Children as young as 3 or 4 years old are being sexually abused, sometimes tortured, and their screams and cries are posted online for the pleasure of sick adults.
The problem is so horrifying that people have been slow to confront it–including those in the government who need to approve funding to combat it.
No surprise, the problem has exploded.
Nearly 70 million images and videos were reported to the National Center for Missing and Exploited Children. Of this, Facebook reported nearly 60 million photos and videos, reflecting both the size of the platform and its aggressive approach to finding the material.
the explosion of child abuse material, in numbers
In 1998, there were about 3,000 reports of child sexual abuse imagery.
In 2008, there were 100,000 reports.
In 2014, 1 million.
By 2019, 70 million images designated as child sexual abuse imagery were reported.
what is child sexual abuse material, a.k.a child pornography
United States federal law defines child pornography as any visual depiction of sexually explicit conduct involving a minor (a person less than 18 years old).
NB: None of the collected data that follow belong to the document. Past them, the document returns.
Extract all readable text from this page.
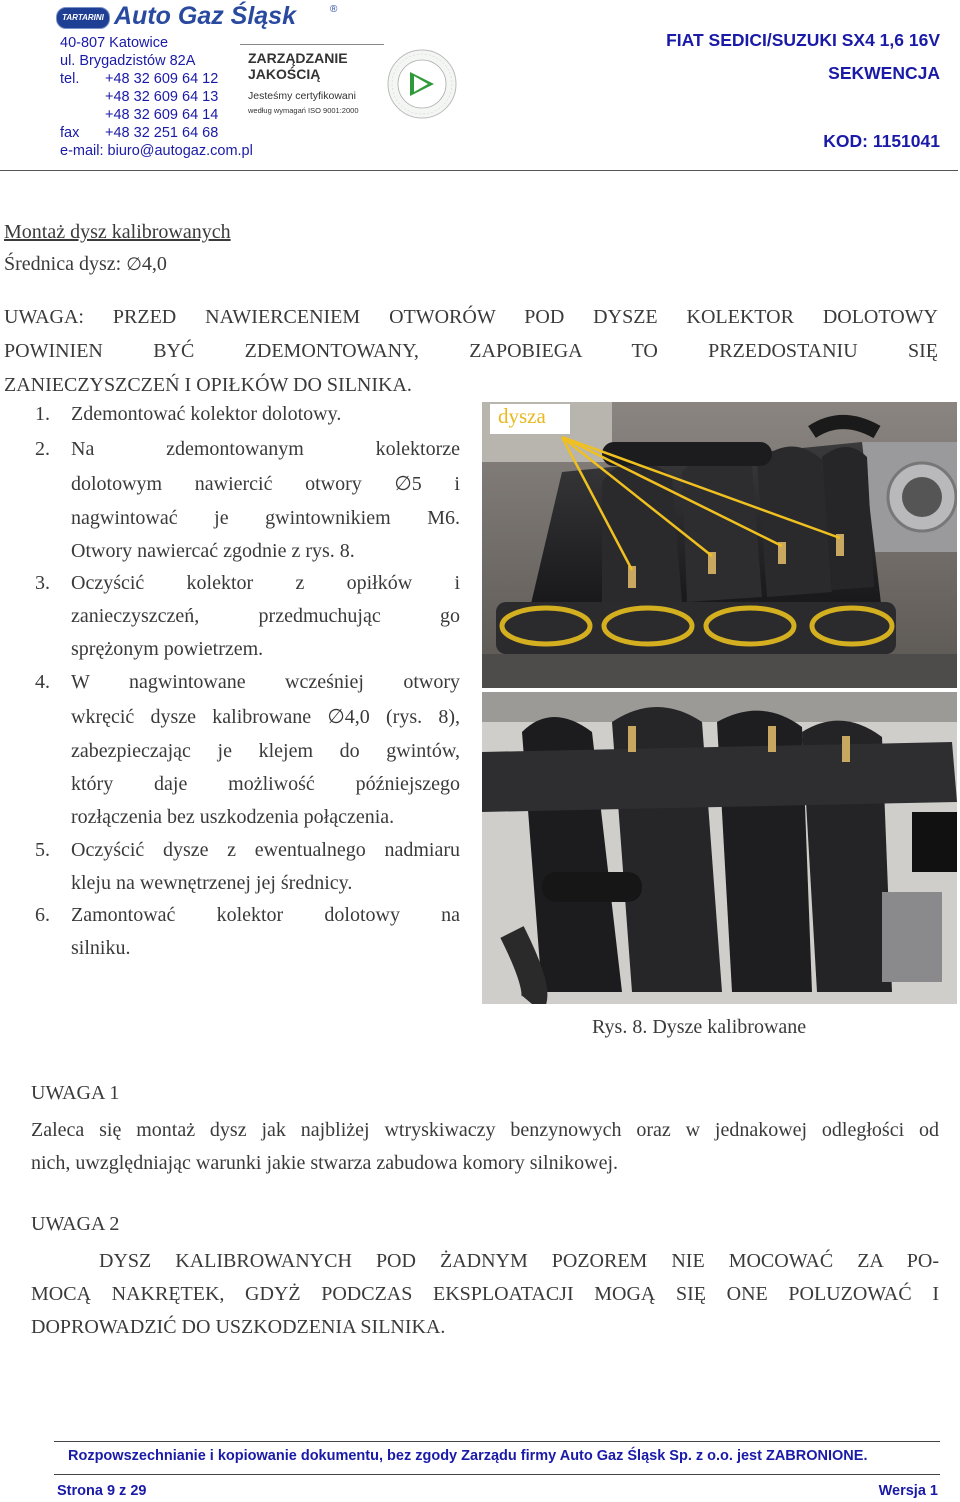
TARTARINI Auto Gaz Śląsk	®
40-807 Katowice
ul. Brygadzistów 82A
tel. +48 32 609 64 12
+48 32 609 64 13
+48 32 609 64 14
fax +48 32 251 64 68
e-mail: biuro@autogaz.com.pl
ZARZĄDZANIE
JAKOŚCIĄ
Jesteśmy certyfikowani
według wymagań ISO 9001:2000
FIAT SEDICI/SUZUKI SX4 1,6 16V
SEKWENCJA
KOD: 1151041
Montaż dysz kalibrowanych
Średnica dysz: ∅4,0
UWAGA: PRZED NAWIERCENIEM OTWORÓW POD DYSZE KOLEKTOR DOLOTOWY
POWINIEN BYĆ ZDEMONTOWANY, ZAPOBIEGA TO PRZEDOSTANIU SIĘ
ZANIECZYSZCZEŃ I OPIŁKÓW DO SILNIKA.
1. Zdemontować kolektor dolotowy.
2. Na zdemontowanym kolektorze
dolotowym nawiercić otwory ∅5 i
nagwintować je gwintownikiem M6.
Otwory nawiercać zgodnie z rys. 8.
3. Oczyścić kolektor z opiłków i
zanieczyszczeń, przedmuchując go
sprężonym powietrzem.
4. W nagwintowane wcześniej otwory
wkręcić dysze kalibrowane ∅4,0 (rys. 8),
zabezpieczając je klejem do gwintów,
który daje możliwość późniejszego
rozłączenia bez uszkodzenia połączenia.
5. Oczyścić dysze z ewentualnego nadmiaru
kleju na wewnętrzenej jej średnicy.
6. Zamontować kolektor dolotowy na
silniku.
dysza
Rys. 8. Dysze kalibrowane
UWAGA 1
Zaleca się montaż dysz jak najbliżej wtryskiwaczy benzynowych oraz w jednakowej odległości od
nich, uwzględniając warunki jakie stwarza zabudowa komory silnikowej.
UWAGA 2
DYSZ KALIBROWANYCH POD ŻADNYM POZOREM NIE MOCOWAĆ ZA PO-
MOCĄ NAKRĘTEK, GDYŻ PODCZAS EKSPLOATACJI MOGĄ SIĘ ONE POLUZOWAĆ I
DOPROWADZIĆ DO USZKODZENIA SILNIKA.
Rozpowszechnianie i kopiowanie dokumentu, bez zgody Zarządu firmy Auto Gaz Śląsk Sp. z o.o. jest ZABRONIONE.
Strona 9 z 29	Wersja 1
The NCMEC calls it Child Sexual Abuse Material because the term more accurately reflects the abuse and exploitation of children.
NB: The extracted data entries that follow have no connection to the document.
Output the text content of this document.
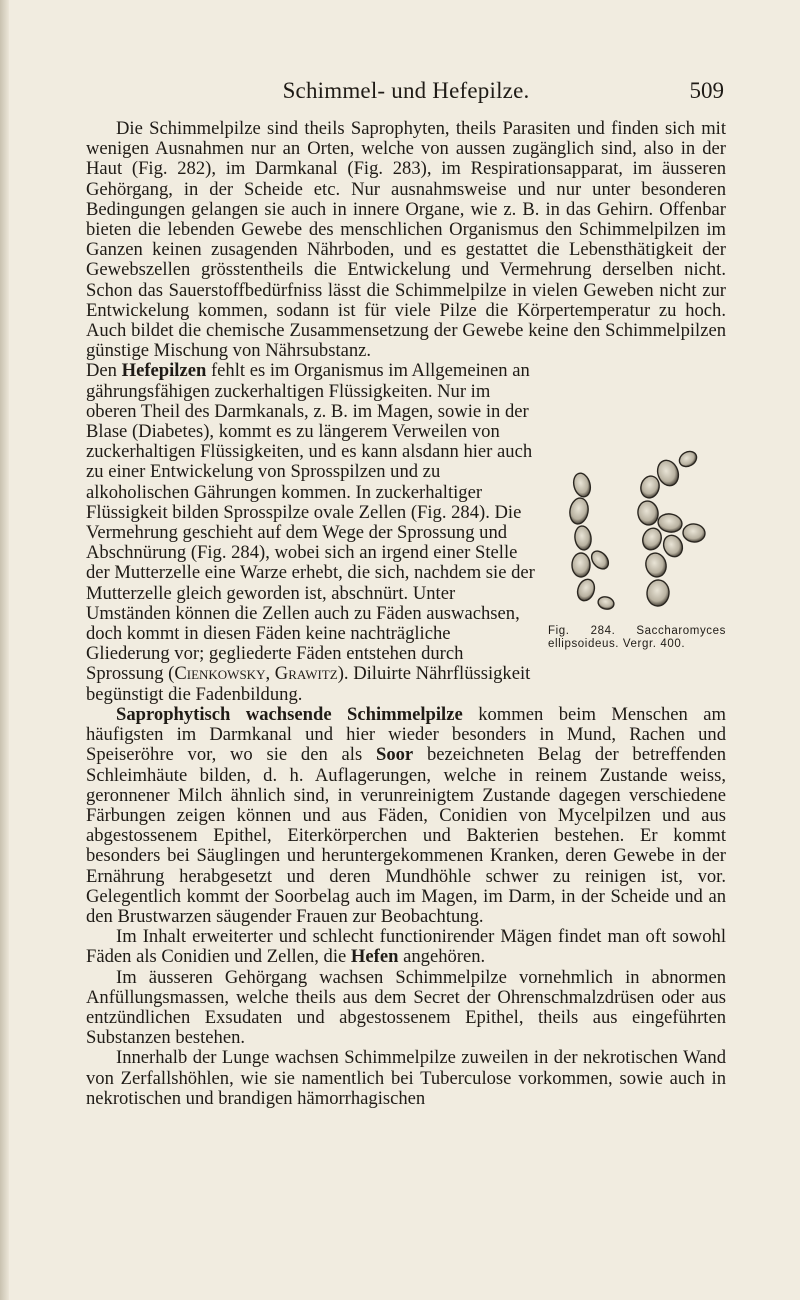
Schimmel- und Hefepilze.	509

Die Schimmelpilze sind theils Saprophyten, theils Parasiten und finden sich mit wenigen Ausnahmen nur an Orten, welche von aussen zugänglich sind, also in der Haut (Fig. 282), im Darmkanal (Fig. 283), im Respirationsapparat, im äusseren Gehörgang, in der Scheide etc. Nur ausnahmsweise und nur unter besonderen Bedingungen gelangen sie auch in innere Organe, wie z. B. in das Gehirn. Offenbar bieten die lebenden Gewebe des menschlichen Organismus den Schimmelpilzen im Ganzen keinen zusagenden Nährboden, und es gestattet die Lebensthätigkeit der Gewebszellen grösstentheils die Entwickelung und Vermehrung derselben nicht. Schon das Sauerstoffbedürfniss lässt die Schimmelpilze in vielen Geweben nicht zur Entwickelung kommen, sodann ist für viele Pilze die Körpertemperatur zu hoch. Auch bildet die chemische Zusammensetzung der Gewebe keine den Schimmelpilzen günstige Mischung von Nährsubstanz.

Fig. 284. Saccharomyces ellipsoideus. Vergr. 400.
Den Hefepilzen fehlt es im Organismus im Allgemeinen an gährungsfähigen zuckerhaltigen Flüssigkeiten. Nur im oberen Theil des Darmkanals, z. B. im Magen, sowie in der Blase (Diabetes), kommt es zu längerem Verweilen von zuckerhaltigen Flüssigkeiten, und es kann alsdann hier auch zu einer Entwickelung von Sprosspilzen und zu alkoholischen Gährungen kommen. In zuckerhaltiger Flüssigkeit bilden Sprosspilze ovale Zellen (Fig. 284). Die Vermehrung geschieht auf dem Wege der Sprossung und Abschnürung (Fig. 284), wobei sich an irgend einer Stelle der Mutterzelle eine Warze erhebt, die sich, nachdem sie der Mutterzelle gleich geworden ist, abschnürt. Unter Umständen können die Zellen auch zu Fäden auswachsen, doch kommt in diesen Fäden keine nachträgliche Gliederung vor; gegliederte Fäden entstehen durch Sprossung (Cienkowsky, Grawitz). Diluirte Nährflüssigkeit begünstigt die Fadenbildung.

Saprophytisch wachsende Schimmelpilze kommen beim Menschen am häufigsten im Darmkanal und hier wieder besonders in Mund, Rachen und Speiseröhre vor, wo sie den als Soor bezeichneten Belag der betreffenden Schleimhäute bilden, d. h. Auflagerungen, welche in reinem Zustande weiss, geronnener Milch ähnlich sind, in verunreinigtem Zustande dagegen verschiedene Färbungen zeigen können und aus Fäden, Conidien von Mycelpilzen und aus abgestossenem Epithel, Eiterkörperchen und Bakterien bestehen. Er kommt besonders bei Säuglingen und heruntergekommenen Kranken, deren Gewebe in der Ernährung herabgesetzt und deren Mundhöhle schwer zu reinigen ist, vor. Gelegentlich kommt der Soorbelag auch im Magen, im Darm, in der Scheide und an den Brustwarzen säugender Frauen zur Beobachtung.

Im Inhalt erweiterter und schlecht functionirender Mägen findet man oft sowohl Fäden als Conidien und Zellen, die Hefen angehören.

Im äusseren Gehörgang wachsen Schimmelpilze vornehmlich in abnormen Anfüllungsmassen, welche theils aus dem Secret der Ohrenschmalzdrüsen oder aus entzündlichen Exsudaten und abgestossenem Epithel, theils aus eingeführten Substanzen bestehen.

Innerhalb der Lunge wachsen Schimmelpilze zuweilen in der nekrotischen Wand von Zerfallshöhlen, wie sie namentlich bei Tuberculose vorkommen, sowie auch in nekrotischen und brandigen hämorrhagischen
When these child pornographic files are shared on the internet, child victims receive a notification from law enforcement that their pic has been shared, which means they are re-victimized in a permanent almost daily cycle of humiliation and suffering.
Adults, years after their abuse, still live in fear of being recognized from photos and videos on the internet.
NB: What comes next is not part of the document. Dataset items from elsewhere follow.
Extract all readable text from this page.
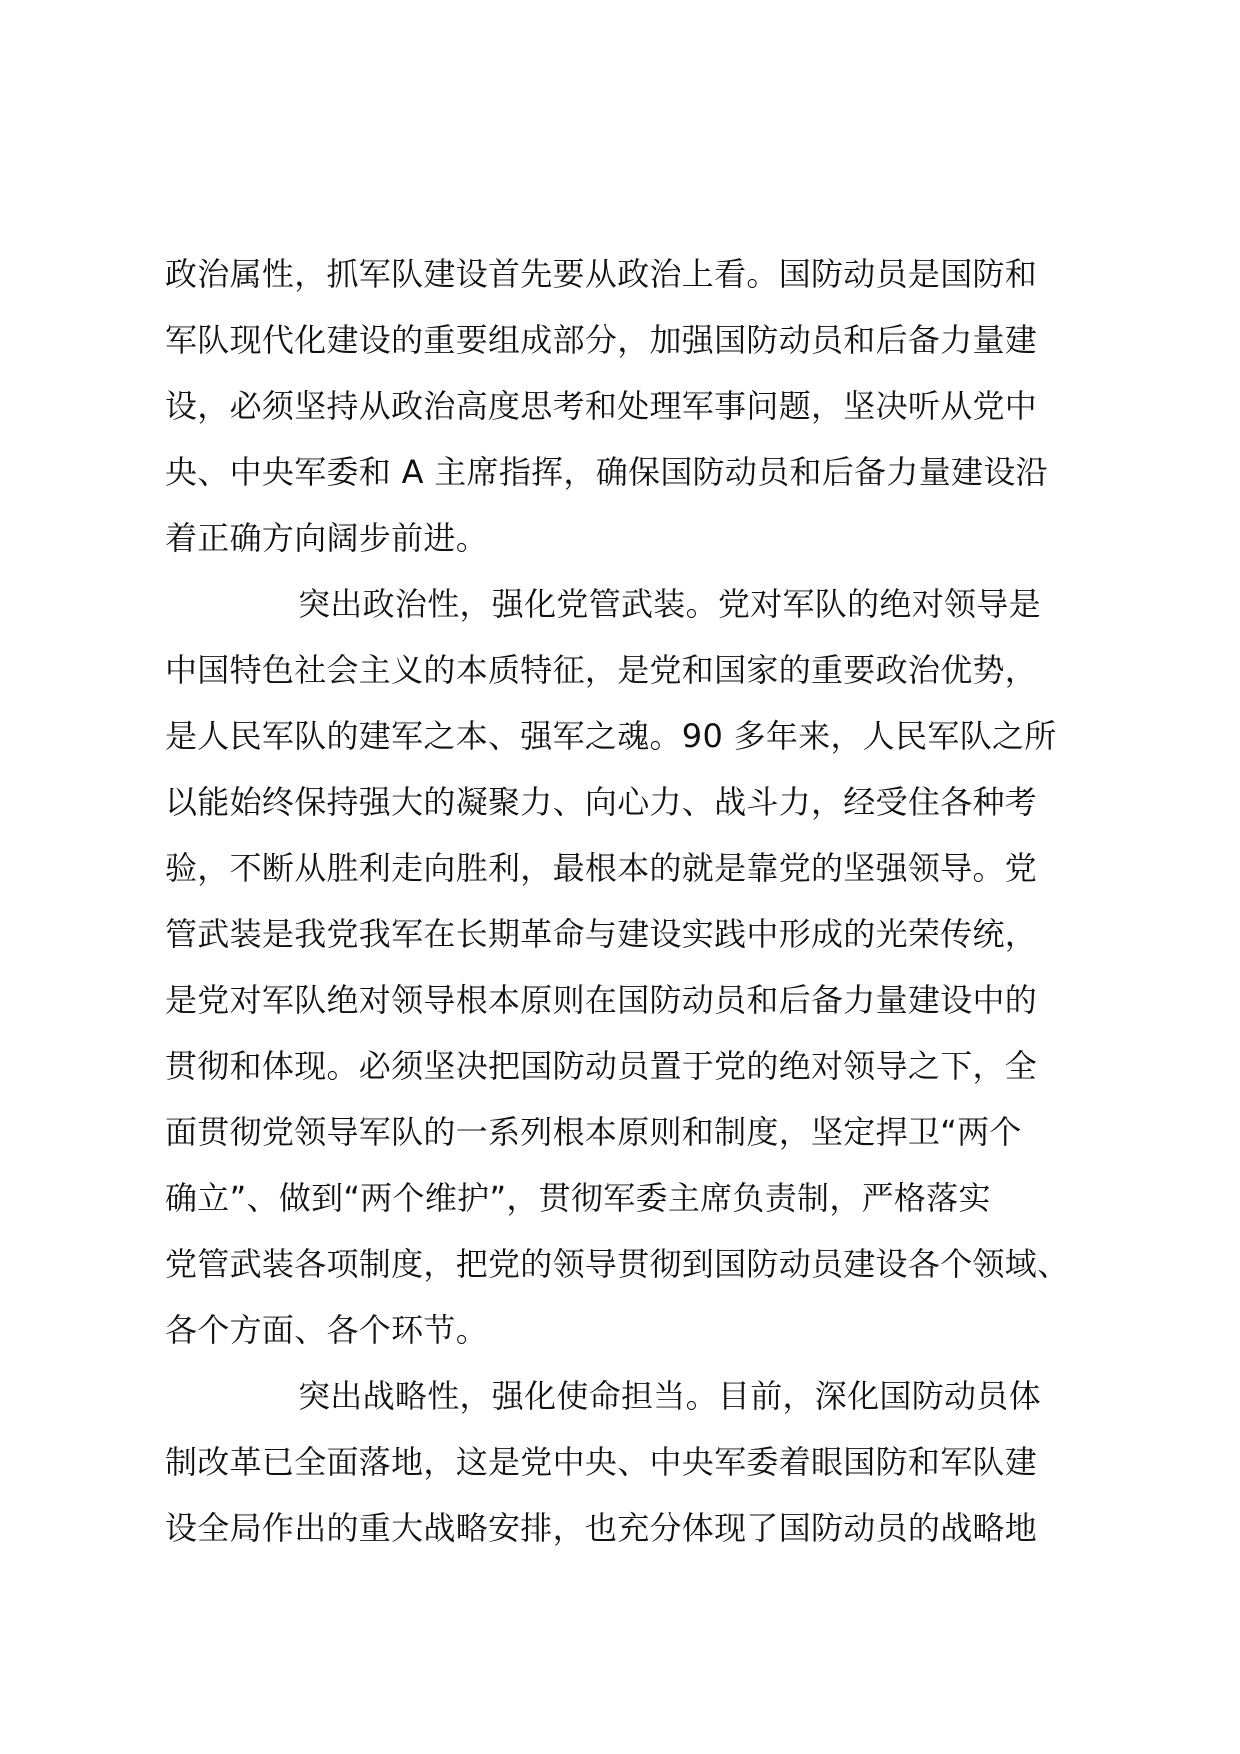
政治属性，抓军队建设首先要从政治上看。国防动员是国防和
军队现代化建设的重要组成部分，加强国防动员和后备力量建
设，必须坚持从政治高度思考和处理军事问题，坚决听从党中
央、中央军委和 A 主席指挥，确保国防动员和后备力量建设沿
着正确方向阔步前进。
突出政治性，强化党管武装。党对军队的绝对领导是
中国特色社会主义的本质特征，是党和国家的重要政治优势，
是人民军队的建军之本、强军之魂。90 多年来，人民军队之所
以能始终保持强大的凝聚力、向心力、战斗力，经受住各种考
验，不断从胜利走向胜利，最根本的就是靠党的坚强领导。党
管武装是我党我军在长期革命与建设实践中形成的光荣传统，
是党对军队绝对领导根本原则在国防动员和后备力量建设中的
贯彻和体现。必须坚决把国防动员置于党的绝对领导之下，全
面贯彻党领导军队的一系列根本原则和制度，坚定捍卫“两个
确立”、做到“两个维护”，贯彻军委主席负责制，严格落实
党管武装各项制度，把党的领导贯彻到国防动员建设各个领域、
各个方面、各个环节。
突出战略性，强化使命担当。目前，深化国防动员体
制改革已全面落地，这是党中央、中央军委着眼国防和军队建
设全局作出的重大战略安排，也充分体现了国防动员的战略地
“To know that these images are online and that other people are enjoying your degradation for sexual gratification in some ways means you are forever being abused,” said Alicia Kozakiewicz, a survivor of child sexual abuse who has been a longtime internet safety educator.
reporting by social media companies is inconsistent and potentially inaccurate
The social media industry has inconsistent detection practices, which results in some companies reporting larger numbers than others. In addition, tech companies are legally required to report images of child abuse only when they discover them; they are not required to look for them. Facebook and Yahoo have put more effort into finding and removing the material from their platforms.
Online groups are increasingly devoting themselves to sharing images of both younger children and more extreme forms of abuse.
The origins of pedophilia remains largely unknown but current research points to biological development, probably in utero. Geek out on pedophilia here.
In order to become more “privacy-focused,” Facebook plans to begin end-to-end encryption on Messenger. This encryption would make the content of messages inaccessible to third parties, including law enforcement, making efforts to stop online child sexual abuse imagery much more difficult.